エネルギー・コモディティ: 原油価格が高止まりする中、インフレをヘッジするために、供給制約の恩恵を受ける商品市場への資金流入が加速します。
3. 短期債およびクオリティ重視の「超短期運用」
長期債は金利上昇(価格下落)の直撃を受けますが、1年以内の「短期国債(T-Bills)」は金利変動リスクが低く、かつ高利回りを得られます。投資家はデュレーション(期間)を極限まで短くすることで、金利上昇のダメージを回避しつつ、次の買い場を待つための「弾薬庫」として短期債を利用します。
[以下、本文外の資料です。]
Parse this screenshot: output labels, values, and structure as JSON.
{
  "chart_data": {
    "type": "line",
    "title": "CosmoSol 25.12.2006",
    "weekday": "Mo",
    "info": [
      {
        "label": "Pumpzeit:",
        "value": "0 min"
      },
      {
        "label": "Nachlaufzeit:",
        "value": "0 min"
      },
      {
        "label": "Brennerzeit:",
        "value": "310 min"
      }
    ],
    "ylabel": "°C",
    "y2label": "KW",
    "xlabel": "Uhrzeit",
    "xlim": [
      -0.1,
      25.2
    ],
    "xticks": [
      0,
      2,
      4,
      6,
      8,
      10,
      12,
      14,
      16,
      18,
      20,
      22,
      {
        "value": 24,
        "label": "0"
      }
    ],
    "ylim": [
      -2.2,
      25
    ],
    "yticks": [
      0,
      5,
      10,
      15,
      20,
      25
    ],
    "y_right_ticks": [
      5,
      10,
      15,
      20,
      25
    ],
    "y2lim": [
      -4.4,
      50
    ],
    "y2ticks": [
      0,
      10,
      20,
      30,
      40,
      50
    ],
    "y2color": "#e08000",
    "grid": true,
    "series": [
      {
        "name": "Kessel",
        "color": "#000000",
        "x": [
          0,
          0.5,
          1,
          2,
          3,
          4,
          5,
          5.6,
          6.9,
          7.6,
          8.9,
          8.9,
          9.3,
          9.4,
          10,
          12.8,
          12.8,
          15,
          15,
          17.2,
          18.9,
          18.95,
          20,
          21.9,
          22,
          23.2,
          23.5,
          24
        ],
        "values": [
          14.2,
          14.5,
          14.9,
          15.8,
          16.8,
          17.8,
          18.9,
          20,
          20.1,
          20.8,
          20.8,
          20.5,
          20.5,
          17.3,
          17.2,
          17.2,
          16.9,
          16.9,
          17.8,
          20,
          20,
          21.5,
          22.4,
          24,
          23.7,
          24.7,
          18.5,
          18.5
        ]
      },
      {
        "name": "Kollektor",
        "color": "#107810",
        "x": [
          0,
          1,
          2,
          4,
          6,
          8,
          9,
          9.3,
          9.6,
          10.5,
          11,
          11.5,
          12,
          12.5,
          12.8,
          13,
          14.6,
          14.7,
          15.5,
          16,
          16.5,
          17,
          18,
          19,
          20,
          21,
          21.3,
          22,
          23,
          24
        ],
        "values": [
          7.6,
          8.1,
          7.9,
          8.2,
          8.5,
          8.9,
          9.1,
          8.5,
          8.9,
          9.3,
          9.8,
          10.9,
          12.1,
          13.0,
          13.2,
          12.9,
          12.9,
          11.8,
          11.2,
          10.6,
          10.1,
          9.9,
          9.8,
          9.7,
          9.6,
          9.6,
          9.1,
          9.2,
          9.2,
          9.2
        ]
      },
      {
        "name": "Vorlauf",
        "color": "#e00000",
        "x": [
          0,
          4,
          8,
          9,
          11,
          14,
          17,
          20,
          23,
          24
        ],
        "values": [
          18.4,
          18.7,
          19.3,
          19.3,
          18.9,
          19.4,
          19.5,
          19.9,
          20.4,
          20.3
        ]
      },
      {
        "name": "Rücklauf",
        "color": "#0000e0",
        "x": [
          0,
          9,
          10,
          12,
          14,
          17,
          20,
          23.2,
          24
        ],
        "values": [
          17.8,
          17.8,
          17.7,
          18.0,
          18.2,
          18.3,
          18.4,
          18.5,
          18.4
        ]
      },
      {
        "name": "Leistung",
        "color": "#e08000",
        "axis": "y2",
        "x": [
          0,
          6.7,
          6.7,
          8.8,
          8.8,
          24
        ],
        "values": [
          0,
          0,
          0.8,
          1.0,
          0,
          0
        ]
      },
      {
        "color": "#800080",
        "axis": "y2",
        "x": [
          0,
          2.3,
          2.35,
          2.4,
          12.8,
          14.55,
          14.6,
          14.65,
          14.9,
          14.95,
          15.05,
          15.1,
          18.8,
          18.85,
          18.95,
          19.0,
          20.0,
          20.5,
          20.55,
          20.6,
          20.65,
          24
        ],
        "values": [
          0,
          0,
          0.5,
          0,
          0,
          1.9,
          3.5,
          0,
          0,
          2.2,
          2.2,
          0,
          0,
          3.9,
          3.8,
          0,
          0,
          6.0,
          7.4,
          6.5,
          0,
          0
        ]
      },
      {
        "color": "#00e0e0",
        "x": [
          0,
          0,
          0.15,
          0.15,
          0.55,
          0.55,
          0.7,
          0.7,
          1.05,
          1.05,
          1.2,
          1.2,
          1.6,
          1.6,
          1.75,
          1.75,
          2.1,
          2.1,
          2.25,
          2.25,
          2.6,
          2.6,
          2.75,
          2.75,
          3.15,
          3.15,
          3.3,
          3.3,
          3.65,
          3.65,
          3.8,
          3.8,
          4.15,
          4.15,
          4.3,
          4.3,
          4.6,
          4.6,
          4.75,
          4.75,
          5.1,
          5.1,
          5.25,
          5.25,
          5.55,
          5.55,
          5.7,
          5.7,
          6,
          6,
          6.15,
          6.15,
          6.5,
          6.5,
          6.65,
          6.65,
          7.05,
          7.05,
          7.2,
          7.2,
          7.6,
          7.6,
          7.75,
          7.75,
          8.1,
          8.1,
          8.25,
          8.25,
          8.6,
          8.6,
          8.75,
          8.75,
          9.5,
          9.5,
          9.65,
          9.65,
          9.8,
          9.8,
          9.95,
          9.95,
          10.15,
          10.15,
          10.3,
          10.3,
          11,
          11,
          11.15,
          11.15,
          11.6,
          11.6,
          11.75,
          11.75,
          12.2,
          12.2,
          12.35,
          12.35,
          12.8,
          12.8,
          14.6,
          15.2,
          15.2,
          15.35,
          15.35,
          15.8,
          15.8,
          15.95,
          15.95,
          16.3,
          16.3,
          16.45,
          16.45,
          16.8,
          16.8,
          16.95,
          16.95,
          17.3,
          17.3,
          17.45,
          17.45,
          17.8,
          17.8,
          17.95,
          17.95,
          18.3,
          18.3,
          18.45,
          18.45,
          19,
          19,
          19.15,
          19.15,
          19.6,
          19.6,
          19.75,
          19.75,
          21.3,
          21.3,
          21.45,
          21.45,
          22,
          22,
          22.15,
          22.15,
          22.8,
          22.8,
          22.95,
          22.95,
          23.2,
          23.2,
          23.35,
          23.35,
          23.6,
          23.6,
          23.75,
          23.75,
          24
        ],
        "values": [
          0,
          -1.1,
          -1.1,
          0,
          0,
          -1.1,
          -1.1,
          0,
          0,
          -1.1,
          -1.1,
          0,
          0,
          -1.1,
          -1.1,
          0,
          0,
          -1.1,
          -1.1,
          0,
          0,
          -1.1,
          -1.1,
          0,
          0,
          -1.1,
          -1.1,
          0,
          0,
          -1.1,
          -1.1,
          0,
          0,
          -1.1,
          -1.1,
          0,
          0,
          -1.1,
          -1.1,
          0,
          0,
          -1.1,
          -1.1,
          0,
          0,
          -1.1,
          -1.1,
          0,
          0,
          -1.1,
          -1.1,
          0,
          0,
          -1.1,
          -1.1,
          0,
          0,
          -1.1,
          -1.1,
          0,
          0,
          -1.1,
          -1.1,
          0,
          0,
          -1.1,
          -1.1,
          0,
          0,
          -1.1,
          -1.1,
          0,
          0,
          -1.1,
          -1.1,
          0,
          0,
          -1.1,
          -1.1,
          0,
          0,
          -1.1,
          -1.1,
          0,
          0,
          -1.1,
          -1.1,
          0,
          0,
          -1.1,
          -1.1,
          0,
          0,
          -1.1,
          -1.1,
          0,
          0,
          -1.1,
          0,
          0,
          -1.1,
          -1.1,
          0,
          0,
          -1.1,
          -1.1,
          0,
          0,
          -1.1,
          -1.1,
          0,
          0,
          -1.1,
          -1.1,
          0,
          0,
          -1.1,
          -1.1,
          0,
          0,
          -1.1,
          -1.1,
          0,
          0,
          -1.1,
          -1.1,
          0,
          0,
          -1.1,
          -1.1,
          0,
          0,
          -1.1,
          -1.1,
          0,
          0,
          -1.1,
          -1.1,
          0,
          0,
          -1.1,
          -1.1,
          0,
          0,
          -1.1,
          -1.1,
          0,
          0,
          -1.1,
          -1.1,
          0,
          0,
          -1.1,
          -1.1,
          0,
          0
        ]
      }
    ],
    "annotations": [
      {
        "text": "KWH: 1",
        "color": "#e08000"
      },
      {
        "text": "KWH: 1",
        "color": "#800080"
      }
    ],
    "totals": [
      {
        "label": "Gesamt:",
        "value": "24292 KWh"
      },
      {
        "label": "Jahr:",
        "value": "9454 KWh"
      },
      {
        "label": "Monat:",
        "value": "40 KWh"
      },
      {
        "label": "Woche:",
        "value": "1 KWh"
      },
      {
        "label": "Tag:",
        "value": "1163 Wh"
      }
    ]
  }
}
4. ワイルドカード:オルタナティブ投資と「プライベート・アセット」
上場市場(株・債券)が荒れる中、より長期の視点で資金をロックする「インフラ投資」や「プライベート・クレジット」への関心が高まります。 特に2026年現在は、AIインフラの整備やエネルギー転換(脱炭素)のための巨額の設備投資が必要です。これらのプロジェクトは市場の短期的なボラティリティから切り離された利回りを提供するため、巨大な機関投資家の資金が「非公開市場」へと染み出しています。
まとめ:資金は「利回りのある安全」を求めて移動する
株も債券も下がる局面では、資金は「ボラティリティを売って、確定的なキャッシュフローを買う」という動きを強めます。これが、現在のドル高やMMFへの資金集中、そしてゴールドの強気相場を支える正体です。
市場全体が下落する場面では、次に「どの資産が最初に反発するか(底を打つか)」を見極めるための観察力が重要になりますね。